He saw all the
kinds of people, from those who would read the Wainwright
chapters from day to day as a sort of sensational novel, to
those who would work up a gentle sympathy for the woe of
others around the table in the evenings. He saw bar keepers
and policemen taking a high gallery thrill out of this kind of
romance. He saw even the emotion among American colleges
over the tragedy of a professor and some students. It
certainly was a big affair. Marjory of course was everything in
one way, but that, to the world, was not a big affair. It was the
romance of the Wainwright party in its simplicity that to the
American world was arousing great sensation; one that in the
old days would have made his heart leap like a colt.

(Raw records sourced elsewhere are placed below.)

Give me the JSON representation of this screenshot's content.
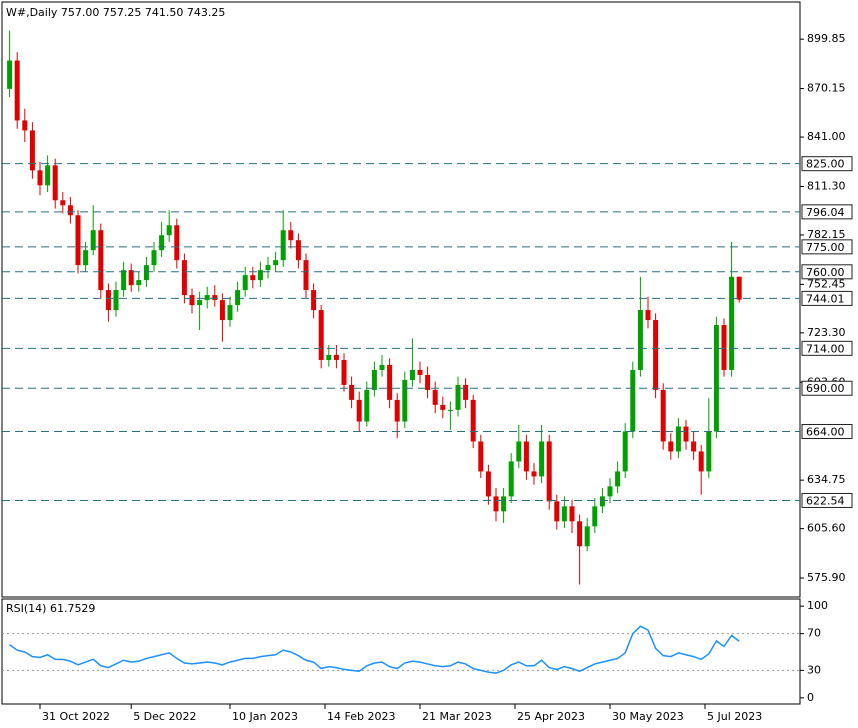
{
  "chart_data": [
    {
      "type": "candlestick",
      "title": "W#,Daily  757.00 757.25 741.50 743.25",
      "open": [
        870,
        887,
        851,
        845,
        821,
        812,
        824,
        803,
        800,
        794,
        764,
        773,
        785,
        749,
        737,
        749,
        761,
        752,
        755,
        764,
        773,
        782,
        788,
        767,
        746,
        740,
        743,
        746,
        743,
        731,
        740,
        749,
        758,
        755,
        761,
        764,
        767,
        785,
        779,
        767,
        749,
        737,
        707,
        710,
        707,
        692,
        683,
        670,
        689,
        701,
        704,
        683,
        670,
        695,
        701,
        698,
        689,
        680,
        677,
        677,
        692,
        683,
        658,
        640,
        625,
        616,
        625,
        646,
        658,
        640,
        637,
        658,
        622,
        610,
        619,
        610,
        595,
        607,
        619,
        625,
        631,
        640,
        664,
        701,
        737,
        731,
        689,
        658,
        652,
        667,
        658,
        652,
        640,
        664,
        728,
        701,
        757
      ],
      "high": [
        905,
        892,
        858,
        850,
        826,
        830,
        828,
        808,
        805,
        797,
        778,
        800,
        789,
        753,
        754,
        766,
        765,
        760,
        769,
        778,
        790,
        797,
        792,
        771,
        750,
        748,
        751,
        752,
        747,
        745,
        754,
        763,
        763,
        766,
        769,
        772,
        797,
        790,
        783,
        771,
        753,
        740,
        716,
        716,
        711,
        697,
        688,
        694,
        706,
        710,
        708,
        687,
        700,
        720,
        706,
        703,
        694,
        685,
        682,
        697,
        696,
        686,
        662,
        644,
        630,
        630,
        651,
        668,
        662,
        645,
        668,
        662,
        626,
        625,
        623,
        614,
        612,
        624,
        630,
        636,
        646,
        669,
        706,
        757,
        745,
        735,
        693,
        663,
        672,
        671,
        664,
        656,
        684,
        733,
        732,
        778,
        757.25
      ],
      "low": [
        865,
        846,
        838,
        816,
        806,
        808,
        798,
        795,
        789,
        759,
        760,
        770,
        744,
        730,
        733,
        745,
        748,
        748,
        751,
        760,
        769,
        778,
        762,
        741,
        735,
        725,
        738,
        739,
        718,
        727,
        736,
        745,
        750,
        751,
        756,
        760,
        763,
        774,
        762,
        744,
        732,
        702,
        703,
        702,
        688,
        678,
        664,
        667,
        685,
        697,
        678,
        660,
        666,
        691,
        693,
        684,
        675,
        672,
        665,
        673,
        678,
        654,
        636,
        620,
        610,
        609,
        621,
        642,
        635,
        632,
        633,
        617,
        605,
        606,
        603,
        572,
        592,
        603,
        615,
        621,
        627,
        636,
        660,
        697,
        726,
        684,
        653,
        647,
        648,
        653,
        647,
        626,
        636,
        660,
        697,
        697,
        741.5
      ],
      "close": [
        887,
        851,
        845,
        821,
        812,
        824,
        803,
        800,
        794,
        764,
        773,
        785,
        749,
        737,
        749,
        761,
        752,
        755,
        764,
        773,
        782,
        788,
        767,
        746,
        740,
        743,
        746,
        743,
        731,
        740,
        749,
        758,
        755,
        761,
        764,
        767,
        785,
        779,
        767,
        749,
        737,
        707,
        710,
        707,
        692,
        683,
        670,
        689,
        701,
        704,
        683,
        670,
        695,
        701,
        698,
        689,
        680,
        677,
        677,
        692,
        683,
        658,
        640,
        625,
        616,
        625,
        646,
        658,
        640,
        637,
        658,
        622,
        610,
        619,
        610,
        595,
        607,
        619,
        625,
        631,
        640,
        664,
        701,
        737,
        731,
        689,
        658,
        652,
        667,
        658,
        652,
        640,
        664,
        728,
        701,
        757,
        743.25
      ],
      "up_color": "#00a000",
      "down_color": "#e00000",
      "ylim": [
        564.5,
        922.2
      ],
      "yticks": [
        899.85,
        870.15,
        {
          "value": 841,
          "label": "841.00"
        },
        {
          "value": 811.3,
          "label": "811.30"
        },
        782.15,
        752.45,
        {
          "value": 723.3,
          "label": "723.30"
        },
        {
          "value": 693.6,
          "label": "693.60"
        },
        634.75,
        {
          "value": 605.6,
          "label": "605.60"
        },
        {
          "value": 575.9,
          "label": "575.90"
        }
      ],
      "levels": [
        {
          "value": 825,
          "label": "825.00"
        },
        796.04,
        {
          "value": 775,
          "label": "775.00"
        },
        {
          "value": 760,
          "label": "760.00"
        },
        744.01,
        {
          "value": 714,
          "label": "714.00"
        },
        {
          "value": 690,
          "label": "690.00"
        },
        {
          "value": 664,
          "label": "664.00"
        },
        622.54
      ],
      "level_color": "#2b6f80",
      "xlim": [
        -1,
        104
      ],
      "xticks": [
        {
          "value": 4,
          "label": "31 Oct 2022"
        },
        {
          "value": 16,
          "label": "5 Dec 2022"
        },
        {
          "value": 29,
          "label": "10 Jan 2023"
        },
        {
          "value": 41.5,
          "label": "14 Feb 2023"
        },
        {
          "value": 54,
          "label": "21 Mar 2023"
        },
        {
          "value": 66.5,
          "label": "25 Apr 2023"
        },
        {
          "value": 79,
          "label": "30 May 2023"
        },
        {
          "value": 91.5,
          "label": "5 Jul 2023"
        }
      ]
    },
    {
      "type": "line",
      "title": "RSI(14) 61.7529",
      "values": [
        58,
        52,
        50,
        45,
        44,
        47,
        42,
        42,
        40,
        36,
        39,
        42,
        35,
        33,
        37,
        41,
        39,
        40,
        43,
        45,
        47,
        49,
        43,
        38,
        37,
        38,
        39,
        38,
        36,
        39,
        41,
        43,
        43,
        45,
        46,
        47,
        52,
        50,
        46,
        41,
        39,
        32,
        34,
        33,
        31,
        30,
        29,
        35,
        38,
        39,
        34,
        32,
        38,
        40,
        39,
        37,
        35,
        34,
        35,
        39,
        37,
        32,
        30,
        28,
        27,
        30,
        36,
        39,
        35,
        35,
        41,
        33,
        31,
        34,
        32,
        29,
        33,
        37,
        39,
        41,
        43,
        49,
        70,
        78,
        74,
        54,
        46,
        45,
        49,
        47,
        45,
        42,
        48,
        62,
        56,
        68,
        61.7529
      ],
      "color": "#1e90ff",
      "ylim": [
        -6.7,
        107.8
      ],
      "yticks": [
        100,
        70,
        30,
        0
      ],
      "levels": [
        70,
        30
      ]
    }
  ]
}
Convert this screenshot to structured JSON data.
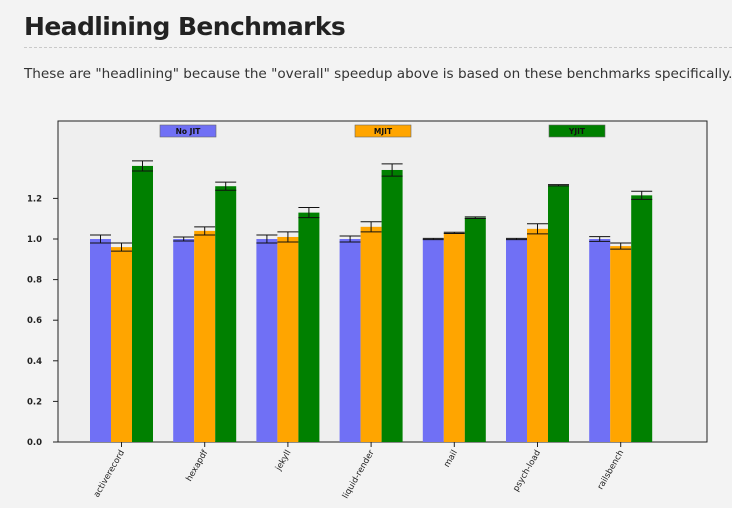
{
  "page": {
    "title": "Headlining Benchmarks",
    "intro": "These are \"headlining\" because the \"overall\" speedup above is based on these benchmarks specifically."
  },
  "chart_data": {
    "type": "bar",
    "categories": [
      "activerecord",
      "hexapdf",
      "jekyll",
      "liquid-render",
      "mail",
      "psych-load",
      "railsbench"
    ],
    "series": [
      {
        "name": "No JIT",
        "color": "#7070f5",
        "values": [
          1.0,
          1.0,
          1.0,
          1.0,
          1.0,
          1.0,
          1.0
        ],
        "errors": [
          0.02,
          0.01,
          0.02,
          0.015,
          0.003,
          0.003,
          0.012
        ]
      },
      {
        "name": "MJIT",
        "color": "#ffa500",
        "values": [
          0.96,
          1.04,
          1.01,
          1.06,
          1.03,
          1.05,
          0.965
        ],
        "errors": [
          0.02,
          0.02,
          0.025,
          0.025,
          0.003,
          0.025,
          0.015
        ]
      },
      {
        "name": "YJIT",
        "color": "#008000",
        "values": [
          1.36,
          1.26,
          1.13,
          1.34,
          1.105,
          1.265,
          1.215
        ],
        "errors": [
          0.025,
          0.02,
          0.025,
          0.03,
          0.004,
          0.003,
          0.02
        ]
      }
    ],
    "ylim": [
      0,
      1.6
    ],
    "yticks": [
      0.0,
      0.2,
      0.4,
      0.6,
      0.8,
      1.0,
      1.2
    ],
    "legend": "top, horizontal",
    "grid": false
  }
}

Still, when batteries had fought each other savagely, and
horse, foot and guns were now about to make a general
advance, it was difficult, he could see, to stir men to think and
feel out of the present zone of action; to adopt for a time in fact
the thoughts and feelings of the other side of the world. It made
Coleman dejected as he saw clearly that the task was wholly on
his own shoulders.
Of course they were men who when at home
manifested the most gentle and wide-reaching feelings; most of
them could not by any possibility have slapped a kitten merely
for the prank and yet all of them who had seen an unknown
man shot through the head in battle had little more to think of it
than if the man had been a rag-baby.